14 Ways to Filter Pandas Dataframes

Whenever we work with data of any sort, we need a clear picture of the kind of data that we are dealing with. For most of the data out there, which may contain thousands or even millions of entries with a wide variety of information, it’s really impossible to make sense of that data without any tool to present the data in a short and readable format.

Also read: Get Head and Tail of a Pandas Dataframe or Series

Most of the time we need to go through the data, manipulate it, and visualize it for getting insights. Well, there is a great library which goes by the name pandas which provides us with that capability. The most frequent Data manipulation operation is Data Filtering. It is very similar to the WHERE clause in SQL or you must have used a filter in MS Excel for selecting specific rows based on some conditions.

pandas is a powerful, flexible and open source data analysis/manipulation tool which is essentially a python package that provides speed, flexibility and expressive data structures crafted to work with “relational” or “labelled” data in an intuitive and easy manner. It is one of the most popular libraries to perform real-world data analysis in Python.

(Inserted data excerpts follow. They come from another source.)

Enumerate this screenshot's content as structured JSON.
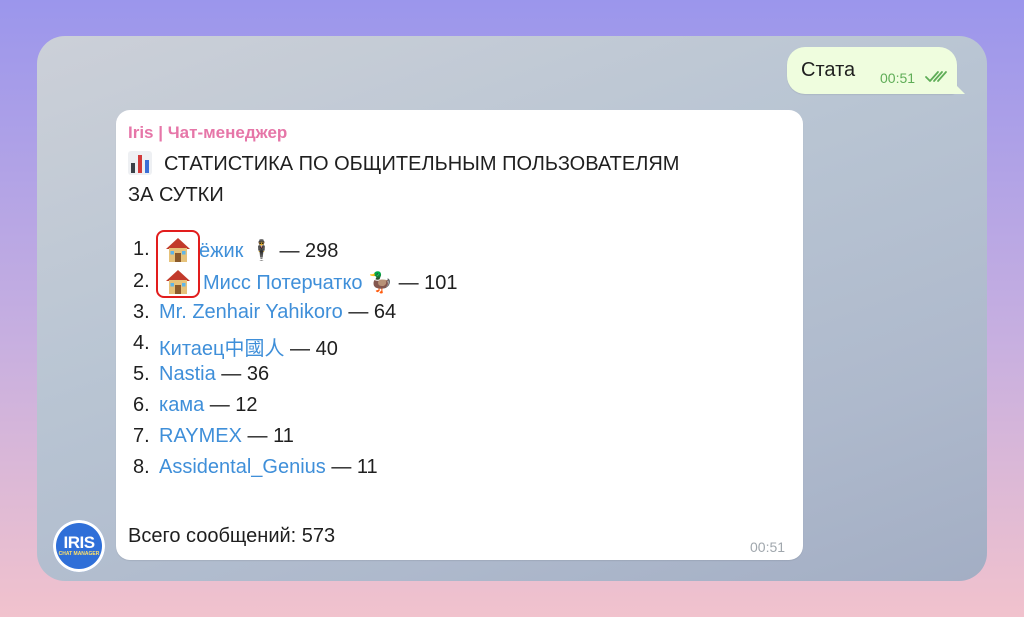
{
  "outgoing": {
    "text": "Стата",
    "time": "00:51",
    "status_icon": "double-check-icon"
  },
  "incoming": {
    "sender": "Iris | Чат-менеджер",
    "title_icon": "bar-chart-icon",
    "title_line1": "СТАТИСТИКА ПО ОБЩИТЕЛЬНЫМ ПОЛЬЗОВАТЕЛЯМ",
    "title_line2": "ЗА СУТКИ",
    "ranking": [
      {
        "rank": "1.",
        "name": "ёжик",
        "suffix": "🕴",
        "count": "— 298",
        "house": true
      },
      {
        "rank": "2.",
        "name": "Мисс Потерчатко",
        "suffix": "🦆",
        "count": "— 101",
        "house": true
      },
      {
        "rank": "3.",
        "name": "Mr. Zenhair Yahikoro",
        "suffix": "",
        "count": "— 64",
        "house": false
      },
      {
        "rank": "4.",
        "name": "Китаец中國人",
        "suffix": "",
        "count": "— 40",
        "house": false
      },
      {
        "rank": "5.",
        "name": "Nastia",
        "suffix": "",
        "count": "— 36",
        "house": false
      },
      {
        "rank": "6.",
        "name": "кама",
        "suffix": "",
        "count": "— 12",
        "house": false
      },
      {
        "rank": "7.",
        "name": "RAYMEX",
        "suffix": "",
        "count": "— 11",
        "house": false
      },
      {
        "rank": "8.",
        "name": "Assidental_Genius",
        "suffix": "",
        "count": "— 11",
        "house": false
      }
    ],
    "total": "Всего сообщений: 573",
    "time": "00:51"
  },
  "avatar": {
    "label": "IRIS",
    "sublabel": "CHAT MANAGER"
  },
  "colors": {
    "sender": "#e676a8",
    "link": "#3f8fd9",
    "outgoing_bubble": "#effdde",
    "highlight": "#e21d1d"
  }
}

pandas is built on top of the NumPy library which aims to integrate well with the scientific computing environment and numerous other 3rd party libraries. It has two primary data structures namely Series (1D) and Dataframes(2D), which in most real-world use cases is the type of data that is being dealt with in many sectors of finance, scientific computing, engineering and statistics.

Let’s Start Filtering Data With the Help of Pandas Dataframe

Installing pandas

!pip install pandas

Importing the Pandas library, reading our sample data file and assigning it to “df” DataFrame

import pandas as pd
df = pd.read_csv(r"C:\Users\rajam\Desktop\sample_data.csv")

Let’s check out our dataframe:

print(df.head())

Now that we have our DataFrame, we will be applying various methods to filter it.

Method – 1: Filtering DataFrame by column value

We have a column named “Total_Sales” in our DataFrame and we want to filter out all the sales value which is greater than 300.

#Filter a DataFrame for a single column value with a given condition

greater_than = df[df['Total_Sales'] > 300]
print(greater_than.head())

Sample_data with sales > 300 — Sales with Greater than 300

Method – 2: Filtering DataFrame based on multiple conditions

Here we are filtering all the values whose “Total_Sales” value is greater than 300 and also where the “Units” is greater than 20. We will have to use the python operator “&” which performs a bitwise AND operation in order to display the corresponding result.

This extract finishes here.